I woke up naked in my living room and my mom was next to me like we need to talk
I smelled like jager and penis. The only cure was a pack of camels and plan b.
after you took your Demerol you started flying around and talking like the robot ship on the movie Stealth. then you licked my iPhone and declared the mission a success.
my family just sang happy birthday to baby jesus. no ones even drunk yet
Restaurants Roasting People Who Gave Them Negative Yelp Reviews (25 Pics)
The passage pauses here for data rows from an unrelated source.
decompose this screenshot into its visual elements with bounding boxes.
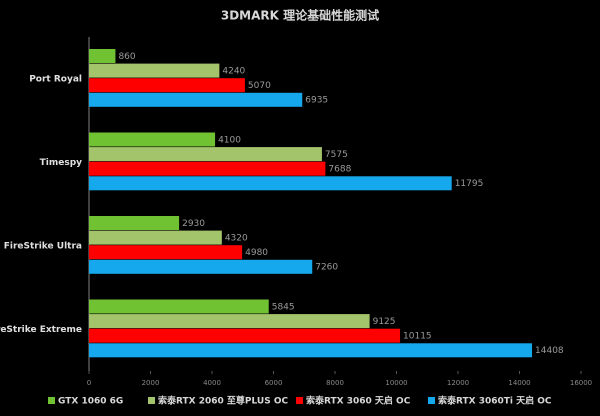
x-tick-label: 16000 (570, 379, 592, 387)
bar (89, 78, 245, 93)
value-label: 7688 (328, 165, 351, 175)
bar (89, 328, 401, 343)
category-label: Timespy (40, 158, 83, 168)
bar (89, 259, 313, 274)
bar (89, 132, 216, 147)
bar (89, 299, 269, 314)
legend-swatch (48, 397, 55, 404)
value-label: 5070 (248, 81, 271, 91)
bar (89, 147, 322, 162)
value-label: 4100 (218, 135, 241, 145)
chart-title: 3DMARK 理论基础性能测试 (221, 8, 379, 23)
legend-label: 索泰RTX 3060 天启 OC (306, 395, 411, 407)
x-tick-label: 4000 (203, 379, 221, 387)
value-label: 4320 (225, 233, 248, 243)
bar (89, 343, 533, 358)
legend-swatch (148, 397, 155, 404)
value-label: 5845 (272, 302, 295, 312)
bar (89, 216, 180, 230)
value-label: 7260 (315, 263, 338, 273)
value-label: 2930 (182, 219, 205, 229)
value-label: 6935 (305, 96, 328, 106)
x-tick-label: 6000 (265, 379, 283, 387)
x-tick-label: 0 (87, 379, 91, 387)
x-tick-label: 12000 (447, 379, 469, 387)
value-label: 860 (118, 52, 135, 62)
legend-swatch (428, 397, 435, 404)
bar (89, 63, 220, 78)
x-tick-label: 14000 (508, 379, 530, 387)
legend-label: 索泰RTX 3060Ti 天启 OC (438, 395, 552, 407)
category-label: FireStrike Ultra (4, 241, 82, 251)
bar (89, 49, 116, 63)
category-label: FireStrike Extreme (0, 325, 82, 335)
bar (89, 176, 452, 191)
category-label: Port Royal (29, 74, 82, 84)
legend-swatch (296, 397, 303, 404)
bar (89, 245, 243, 260)
legend-label: 索泰RTX 2060 至尊PLUS OC (158, 395, 289, 407)
bar (89, 230, 222, 245)
value-label: 11795 (455, 179, 484, 189)
bar (89, 161, 326, 176)
value-label: 4240 (222, 66, 245, 76)
x-tick-label: 10000 (385, 379, 407, 387)
legend-label: GTX 1060 6G (58, 397, 123, 407)
value-label: 7575 (325, 150, 348, 160)
x-tick-label: 2000 (142, 379, 160, 387)
bar (89, 92, 303, 107)
value-label: 10115 (403, 332, 432, 342)
value-label: 9125 (373, 317, 396, 327)
value-label: 14408 (535, 346, 564, 356)
bar (89, 314, 370, 329)
x-tick-label: 8000 (326, 379, 344, 387)
value-label: 4980 (245, 248, 268, 258)
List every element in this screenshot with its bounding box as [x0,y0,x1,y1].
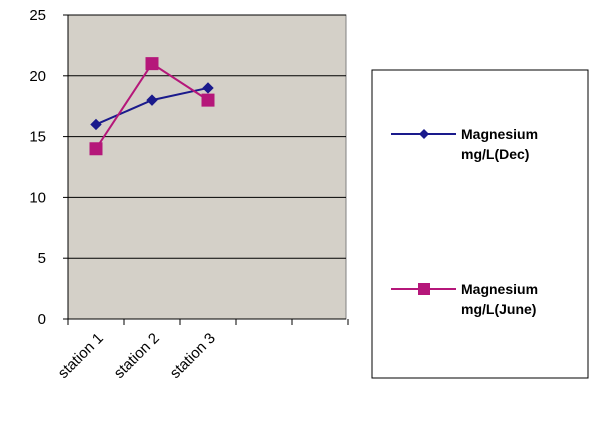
gridlines [68,14,346,259]
legend: Magnesium mg/L(Dec) Magnesium mg/L(June) [371,69,589,379]
y-tick-label: 10 [29,189,46,206]
y-tick-label: 5 [38,250,46,267]
y-tick-label: 0 [38,311,46,328]
y-axis-ticks: 0 5 10 15 20 25 [29,7,68,328]
series-group [89,57,215,156]
data-point-square [145,57,159,71]
x-category-label: station 2 [111,330,163,382]
data-point-square [89,142,103,156]
legend-label: mg/L(June) [461,301,536,317]
legend-marker-square [418,283,430,295]
x-category-label: station 1 [55,330,107,382]
legend-label: mg/L(Dec) [461,146,529,162]
legend-label: Magnesium [461,281,538,297]
legend-label: Magnesium [461,126,538,142]
data-point-diamond [202,82,214,94]
y-tick-label: 25 [29,7,46,24]
data-point-diamond [146,94,158,106]
plot-area [67,14,347,320]
x-axis-ticks: station 1 station 2 station 3 [55,319,349,382]
legend-box [371,69,589,379]
data-point-square [201,93,215,107]
x-category-label: station 3 [167,330,219,382]
y-tick-label: 15 [29,129,46,146]
legend-marker-diamond [419,129,429,139]
axes [67,15,346,320]
data-point-diamond [90,118,102,131]
y-tick-label: 20 [29,68,46,85]
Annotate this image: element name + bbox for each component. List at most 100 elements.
WHY AREWNT YOU HERE SO MUCH FUN STUFF DO IT GET IN CAR NOW caps lock
Yeah, she tried to drown her but then they hooked up.
i'm pregaming while finishing a paper on cardio myocyte contractility in mice. i'm kicking finals week's ass right now
This year I'm going to try NOT getting arrested. I think the 30th birthday is the cutoff for calling Mom to bail me out.
why are our drunk alter egos so much more successful than us?
Woman Posts Harassing DMs From Creep Online, Now He’s Upset Because People Told His Mom
What kind of a birthday party isn't a get drunk and ruin everything party
So take that alcohol. I still win. I ALWAYS WIN. Plus i didn't have to wear clothes. DOUBLE WIN.
Vegas is great, yelled at a guy 4 lanes over if he wanted a bj. ended up having sex in a vacant lot. I think he was homeless.
I DONT HAVE A FUCKING JOB RIGHT NOW. DO YOU THINK I HAVE TIME TO WASTE GOING BACK AND FORTH WITH SOMEONE WHOS LYING, ABOUT LYING, AND JUST BEING A LIAR? HONESTLY, YES I DO HAVE TIME. BUT I HAVE A FUCKING LOT BETTER THINGS I COULD BE WASTING MY TIME DOING. LIKE ORGANIZING MY POKEMON CARD COLLECTION.
Like people might wonder why I put up with your puns. You give good head and play with my hair
You know the force is loosing strength when Darth Vader can't handle his liquor on halloween.